Do they have a photo editor?

Well, this is the end of these failed re-inventions.

The reality, darling, is that Michelle Obama sells and Ted Kennedy does, too.

They connect with the American public.

So, after widespread TV exposure, the circulation of print newspapers will go wild.

Except in Baltimore and Fort Lauderdale.

Or in Denver, where the local tabloid forgets the convention and goes to Pakistan.

Yes, to Pakistan!

Others did much better, and can expect better sales:




5 Comments so far in “PROOF THAT THE NEW BALTIMORE SUN AND SUN-SENTINEL WILL NOT WORK”

  1. By jaysmall - Aug 26, 2008 | Leave a reply

    Juan Antonio,

    I might be mistaken (would not be the first time), but I believe the Rocky Mountain News is doing special wraparound sections for DNC coverage. What you might be seeing here is the front page inside that wrapper. Knowing the resources the Rocky has devoted to the coverage, I’m quite sure the paper would not completely ignore the convention on its front.

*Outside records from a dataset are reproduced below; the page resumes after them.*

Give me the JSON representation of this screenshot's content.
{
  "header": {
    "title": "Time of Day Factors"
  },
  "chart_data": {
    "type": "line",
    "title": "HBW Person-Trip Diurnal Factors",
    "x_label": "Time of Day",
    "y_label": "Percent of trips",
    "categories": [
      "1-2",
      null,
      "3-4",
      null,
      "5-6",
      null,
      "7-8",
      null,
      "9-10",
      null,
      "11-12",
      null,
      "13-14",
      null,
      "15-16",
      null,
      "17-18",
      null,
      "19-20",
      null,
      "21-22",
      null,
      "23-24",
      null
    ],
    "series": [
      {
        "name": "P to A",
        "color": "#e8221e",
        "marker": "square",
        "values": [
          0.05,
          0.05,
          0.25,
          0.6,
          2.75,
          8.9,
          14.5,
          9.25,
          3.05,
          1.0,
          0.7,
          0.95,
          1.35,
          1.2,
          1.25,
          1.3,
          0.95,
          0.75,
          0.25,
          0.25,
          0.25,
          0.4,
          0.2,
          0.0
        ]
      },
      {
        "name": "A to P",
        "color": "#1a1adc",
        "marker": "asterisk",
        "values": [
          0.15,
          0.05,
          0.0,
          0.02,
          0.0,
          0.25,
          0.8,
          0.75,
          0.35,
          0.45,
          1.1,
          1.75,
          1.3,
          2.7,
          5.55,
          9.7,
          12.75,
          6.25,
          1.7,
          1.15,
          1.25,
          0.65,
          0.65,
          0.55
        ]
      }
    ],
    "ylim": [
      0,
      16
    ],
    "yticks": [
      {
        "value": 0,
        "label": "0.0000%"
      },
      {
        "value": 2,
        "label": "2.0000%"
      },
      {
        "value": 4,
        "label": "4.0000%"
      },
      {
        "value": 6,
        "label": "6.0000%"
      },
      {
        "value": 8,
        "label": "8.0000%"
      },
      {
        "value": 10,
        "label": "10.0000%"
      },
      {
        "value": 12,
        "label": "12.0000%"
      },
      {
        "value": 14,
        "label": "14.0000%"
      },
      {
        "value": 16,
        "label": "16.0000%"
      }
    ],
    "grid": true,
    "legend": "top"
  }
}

    Your points on the other fronts are, as usual, excellent.

    Thanks,
    Jay Small

  2. By Juan Antonio Giner - Aug 26, 2008 | Leave a reply

    Thanks Jay, and I hope the same!

  3. By John - Aug 26, 2008 | Leave a reply

    As one who could care less about the political theater (that’s all the conventions are, after all — heavily orchestrated shows where all the party bigwigs go to great lengths to slap themselves on the back), I’m having a hard time faulting the two papers for not leading with the convention. Plus, it’s the first night. There are still plenty of opportunities, especially Hillary’s speech) for a blowout of the convention on all the front pages, including Baltimore and Ft. Lauderdale.

    Gen. Patton was once quoted as saying, “If everyone is thinking alike, then someone isn’t thinking.” Just because you know every other paper in the nation is leading with the convention, that doesn’t mean you have to. I agree the content carries the design and the paper, but it’s entirely possible that the decision was made to take the road less traveled, and that’s not necessarily a bad thing.

    Plus, with copy desks staffed as they are, especially in Tribune newsrooms, I’m sure it was much easier to go with the feature-ish centerpieces, give a heavy tease to the convention and go big with it inside rather than lead with it and then have to scramble on deadline.

    Just my 2 cents, and I appreciate the opportunity to share my thoughts. Thanks!

  4. By Juan Antonio Giner - Aug 26, 2008 | Leave a reply

    Thank you, John.

    I understand your point.

    The problem is that you can be different every day, but no the day that a black woman speaks in a national convention that is going to nominate her husban candidate for President of the country.

    It’s too much.

    These were trivial stories that dind’t deserve the front page.

    A newspaper, old or new, needs to tell the readers what’s important.

    And not banal stories.

    Readers will tell us if I am wrong or not.

    My impression is that soft-news newspapers will die faster than hard-news ones.

  5. By davisull - Aug 27, 2008 | Leave a reply

    Juan,

    Your main point is valid but I think a distinction has to be made between Lauderdale and Baltimore. The Sun-Sentinel’s program has been to have the top two or three breaking news headlines at the top of the page, then have a centerpiece based on non-breaking news as the main element. This type of design harks back in some ways to Chicago and West Coast street-sale dailies of the 1940s and 1950s, where there would be four or five headlines bunched up at the top of the page, then the flag, then the stories … somewhere on the page. Fort Lauderdale’s may be a questionable design, but in this case Obama gets the lead headline and the centerpiece is on hospital care, which is always a big story in Florida given its age demographics. Their news judgment has logic.

    Baltimore, on the other hand, seems simply to have laid out the page three days in advance. Oh, here’s Michelle, down in the corner. And that mailbox surely is an exciting photo, wow. But what is one to do when we are told, “Everyone will have seen Obama already and no one will care and all anyone buys the paper for now is local news?” I’m sure the story talks to angry seniors who have been walking to the mailbox at the corner of Charles and North for 40 years every Monday to mail their bills and now will — gasp — have to change, and they will say things like “I know things have to change, I just don’t see why they have to change here. Every Monday I stop by on Bob’s porch on the way to the box. It’s the wrong change at the wrong place.” You can’t win for losing in this case. It’s the story that no one else probably has that is supposed to affect people’s lives. It’s what they are told will save newspapers.